神、この人間的なもの

神、この人間的なもの―宗教をめぐる精神科医の対話 (岩波新書)

神、この人間的なもの―宗教をめぐる精神科医の対話 (岩波新書)

aufhebenさんに触発され、なだいなだ氏の著作を10年ぶりに読みました。
相変わらず簡潔な文章ながら、決して二言三言ではまとめあげられない、深い示唆に富む話でした。


この10年間ほど、氏の著作に触れなかったのですが、知らないうちに老人党なるものを立ち上げてて、
なんだかこういう方が今の時代にお元気でいらっしゃることがすごく頼もしかったです。

それにしてもショックだったのは、この本の(氏の昔の著作よりもまだ軟らかい)内容に
”え、そこまで言っていいの?”と、ビビってる自分がいたことでした。
知らず知らずのうちに、”声の大きなほう”に流されていたようです。
昔は、健全な天邪鬼が信条だったのに、つくづく人間一人の精神というものはかくも弱いものなるかな…。

T「おまえは宗教が前から引っ張っていると思っているようだが、信じるものは、自分自身の《不安と絶望》に後ろから押されて宗教と出会うのだよ」
B「《不安と絶望》?後ろから押されて?」
ぼくはかれの言葉を繰り返した。
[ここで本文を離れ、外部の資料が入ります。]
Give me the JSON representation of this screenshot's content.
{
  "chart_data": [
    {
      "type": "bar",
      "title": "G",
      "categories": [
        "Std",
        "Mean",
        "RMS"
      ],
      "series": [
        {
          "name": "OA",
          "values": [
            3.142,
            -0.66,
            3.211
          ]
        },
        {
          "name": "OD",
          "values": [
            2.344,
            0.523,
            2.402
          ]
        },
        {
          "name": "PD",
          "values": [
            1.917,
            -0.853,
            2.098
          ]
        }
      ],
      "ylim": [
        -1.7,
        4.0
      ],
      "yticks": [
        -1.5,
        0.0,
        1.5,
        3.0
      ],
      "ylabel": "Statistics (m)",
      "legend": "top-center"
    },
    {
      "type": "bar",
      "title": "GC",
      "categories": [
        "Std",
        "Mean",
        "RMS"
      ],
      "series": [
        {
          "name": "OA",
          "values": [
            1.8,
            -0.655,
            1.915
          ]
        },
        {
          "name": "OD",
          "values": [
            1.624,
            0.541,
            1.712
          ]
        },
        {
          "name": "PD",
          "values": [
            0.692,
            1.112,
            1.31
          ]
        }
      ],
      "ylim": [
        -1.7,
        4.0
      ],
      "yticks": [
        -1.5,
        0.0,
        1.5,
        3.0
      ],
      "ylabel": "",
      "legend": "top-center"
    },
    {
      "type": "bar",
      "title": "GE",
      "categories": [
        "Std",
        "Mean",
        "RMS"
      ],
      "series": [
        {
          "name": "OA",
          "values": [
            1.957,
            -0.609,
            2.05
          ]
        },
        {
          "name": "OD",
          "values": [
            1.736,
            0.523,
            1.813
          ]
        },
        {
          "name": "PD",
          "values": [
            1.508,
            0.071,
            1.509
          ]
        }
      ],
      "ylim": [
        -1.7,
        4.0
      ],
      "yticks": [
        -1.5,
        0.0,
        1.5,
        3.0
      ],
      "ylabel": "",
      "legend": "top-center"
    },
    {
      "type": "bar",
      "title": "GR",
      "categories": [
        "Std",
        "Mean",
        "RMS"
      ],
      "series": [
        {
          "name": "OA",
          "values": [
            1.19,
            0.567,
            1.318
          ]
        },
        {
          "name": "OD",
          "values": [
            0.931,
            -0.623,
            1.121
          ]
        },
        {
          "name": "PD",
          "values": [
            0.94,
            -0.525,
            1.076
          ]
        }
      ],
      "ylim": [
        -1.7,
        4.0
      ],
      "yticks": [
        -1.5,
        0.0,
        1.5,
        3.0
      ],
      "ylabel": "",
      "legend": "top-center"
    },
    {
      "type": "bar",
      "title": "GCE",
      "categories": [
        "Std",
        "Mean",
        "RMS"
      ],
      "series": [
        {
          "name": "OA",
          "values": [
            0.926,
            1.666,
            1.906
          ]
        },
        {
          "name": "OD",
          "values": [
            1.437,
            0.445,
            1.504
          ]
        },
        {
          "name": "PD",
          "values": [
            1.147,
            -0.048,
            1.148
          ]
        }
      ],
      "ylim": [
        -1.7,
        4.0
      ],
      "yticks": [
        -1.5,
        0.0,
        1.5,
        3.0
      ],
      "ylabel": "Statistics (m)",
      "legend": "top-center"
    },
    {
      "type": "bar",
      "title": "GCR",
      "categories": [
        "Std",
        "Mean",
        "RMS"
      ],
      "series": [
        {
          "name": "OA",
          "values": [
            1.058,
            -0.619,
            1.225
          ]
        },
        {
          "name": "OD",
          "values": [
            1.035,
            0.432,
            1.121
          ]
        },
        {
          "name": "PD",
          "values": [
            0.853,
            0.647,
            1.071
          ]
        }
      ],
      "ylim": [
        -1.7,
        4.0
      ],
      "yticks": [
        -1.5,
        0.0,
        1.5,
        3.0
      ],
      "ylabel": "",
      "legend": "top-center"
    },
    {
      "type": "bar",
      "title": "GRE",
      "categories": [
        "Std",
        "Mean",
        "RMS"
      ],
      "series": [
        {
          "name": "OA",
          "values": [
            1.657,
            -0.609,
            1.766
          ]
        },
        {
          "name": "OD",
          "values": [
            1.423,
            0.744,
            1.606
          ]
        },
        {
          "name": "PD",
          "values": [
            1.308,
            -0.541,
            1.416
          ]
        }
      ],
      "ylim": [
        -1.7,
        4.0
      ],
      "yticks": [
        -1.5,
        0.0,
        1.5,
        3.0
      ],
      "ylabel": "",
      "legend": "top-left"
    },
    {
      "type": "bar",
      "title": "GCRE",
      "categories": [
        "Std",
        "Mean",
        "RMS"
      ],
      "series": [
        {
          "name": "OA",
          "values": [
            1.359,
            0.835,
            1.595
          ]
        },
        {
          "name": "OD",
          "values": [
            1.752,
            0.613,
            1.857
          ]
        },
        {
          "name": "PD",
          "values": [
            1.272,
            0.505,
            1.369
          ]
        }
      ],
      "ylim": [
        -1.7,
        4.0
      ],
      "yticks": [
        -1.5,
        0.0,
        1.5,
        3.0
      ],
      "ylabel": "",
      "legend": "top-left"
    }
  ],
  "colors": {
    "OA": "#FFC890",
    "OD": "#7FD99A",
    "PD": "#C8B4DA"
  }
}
《人間は前から理性に引っ張られて進むように見えるが、意思に後ろから押されている》というショーペンハウアーの言葉が頭を過ぎった。

分かっていたつもりでも、改めてこの一言にうなってしまいました。
この先も無神論者で宗教に入ることはないだろうけど、論理で構築された理性の限界を知るほどには
十分に大人になったと思ってはいたんですがねぇ。